Макиавелли, подняв голову, всматривался в звездное небо, как будто искал там ответа.
– Нет, – наконец убежденно сказал он, – не судачат. Горожане даже не упоминают о вас. Они одержимы новой манией – этим скульптором с его знаменитым мрамором. Знаете, однажды – сейчас мне кажется, что лет сто прошло с тех пор, – я пробовал отвоевать для вас камень Дуччо, уже после того, как его присудили… кое-кому другому. – Макиавелли пожал плечами. – Пустая попытка, мой фокус не удался.
Леонардо протянул ледяные руки к огню. Тысячи иголок впились в пальцы, когда тепло начало возвращаться в них. Значит, флорентийцы разлюбили его. Они позабыли о нем.
– Микеланджело, – прошептал Леонардо. Это не вздох и не мольба, а нечто среднее между тем и этим. – В прошлый раз, когда мы с вами виделись, вы открыто предали меня, синьор Макиавелли, – произнес Леонардо, чтобы стереть вкус непрошеного имени Микеланджело со своего языка. – Вы лишили меня должности.
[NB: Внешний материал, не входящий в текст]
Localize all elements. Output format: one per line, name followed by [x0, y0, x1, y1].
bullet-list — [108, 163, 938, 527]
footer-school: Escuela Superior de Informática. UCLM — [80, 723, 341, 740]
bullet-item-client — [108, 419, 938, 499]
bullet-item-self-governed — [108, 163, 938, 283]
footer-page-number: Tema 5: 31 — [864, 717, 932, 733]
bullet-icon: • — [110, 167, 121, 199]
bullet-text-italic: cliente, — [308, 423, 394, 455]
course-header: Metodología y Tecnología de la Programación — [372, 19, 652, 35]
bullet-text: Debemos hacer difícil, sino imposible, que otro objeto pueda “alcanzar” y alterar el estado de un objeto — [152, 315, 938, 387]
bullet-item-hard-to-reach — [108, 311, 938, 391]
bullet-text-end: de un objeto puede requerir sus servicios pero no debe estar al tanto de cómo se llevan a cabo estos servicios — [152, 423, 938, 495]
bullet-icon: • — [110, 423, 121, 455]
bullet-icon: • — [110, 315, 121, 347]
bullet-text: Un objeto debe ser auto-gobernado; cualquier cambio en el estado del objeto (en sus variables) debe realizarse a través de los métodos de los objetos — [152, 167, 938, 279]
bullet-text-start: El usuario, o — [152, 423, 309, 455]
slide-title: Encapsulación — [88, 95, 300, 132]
– Обещание помочь вам не было искренним – и я изначально знал это, – но оно являлось потребностью момента, – бесстрастно ответил на упрек Макиавелли. – Что до предательства, то и в нем в иное время возникает нужда. Хотя мне искренне жаль, что оно занесло вас в эти неприветливые края. – Макиавелли широко раскинул руки.
– Вы выхаживаете меня, окружаете заботами, чтобы вернуть к жизни. Стало быть, ваш долг оплачен.
– Этот долг никогда не будет оплачен. – Лицо Макиавелли вдруг стало серьезным. – Я мог бы сказать в свою защиту, что другие тоже предавали своих героев, но не в моих правилах оправдываться. Я навеки ваш должник за то, что заставил вас покинуть Флоренцию… Хлеба? – Макиавелли отломил кусок и протянул Леонардо.
Тот был слишком голоден, чтобы отказываться. Он взял ломоть из рук Макиавелли и положил маленький кусочек на язык.
– И все же должен признать, что получил двойное удовольствие, обведя вокруг пальца обманщика, – заметил Макиавелли с тонкой улыбкой. – Вам хватило нахальства попытаться всучить городу проект изменения русла Арно. Вы что, правда считаете, что смогли бы сделать это?
Леонардо кивнул, проглатывая хлеб.
– Когда человек действует в согласии с природой, границ возможного не существует. – Он вспомнил свою бронированную повозку с пушками, могучую и тяжелую, тонущую в порожденной природой густой топкой грязи. – Все идет вкривь и вкось, только если ты действуешь наперекор природе.
– И все же натура у вас не военная, правда же, Мастер из Винчи? Вы человек искусства, – заявил Макиавелли так, словно человек искусства представлял собой объект, пригодный для осязания и изучения.